The primary bedroom sits behind a double pocket door hidden in the 35-foot-long stretch of built-in bookshelves on the second-floor landing/library. The room’s grasscloth wallcovering is neutral and slightly striated, and the bobbin bed boasts an upholstered headboard and footboard. Drapes with leafy vines soften the Douglas fir window frames, and a sitting area looks to the ocean. “You can listen to the waves,” Jane says. The en-suite bath, with its white-washed nickel-gap walls, chunky soaking tub, and marble basket-weave tile floor, mixes elegance with country casual.
The girls’ bedroom is all sorts of fun. To bring down the scale of the sky-high space and make it feel more intimate, McAleer commissioned Pauline Curtiss of Patina Designs to hand stencil the ceiling. The boho pattern plays off the John Robshaw fabrics sprinkled throughout the room. “We had no concept of what 19 feet high felt like!” Jane says. Once she did, she suggested building a loft.
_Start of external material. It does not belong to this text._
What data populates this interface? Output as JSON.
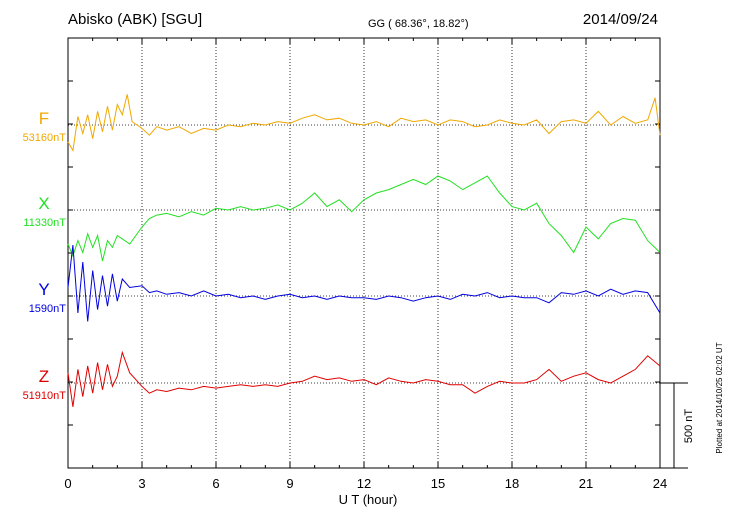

It’s only three feet wide, but twin mattresses and big pillowsmake it the ultimate hideaway. “You’ll always find somebody up there,” Jane says.
The room Jane might like best, however, is the girls’ bath. The board-and-batten walls differentiate it from the rest of the house, as does the patterned floor tile and sky blue clawfoot tub. “Everyone is obsessed with those Peter Dunham concrete tiles,” McAleer confirms. Jane points to the powder room’s starburst ceiling paper as another high point. “Annsley is so very good; we love it all,” she says. “Why would we even try to do anything ourselves?”
*The names in this story have been changed at the request of the homeowners.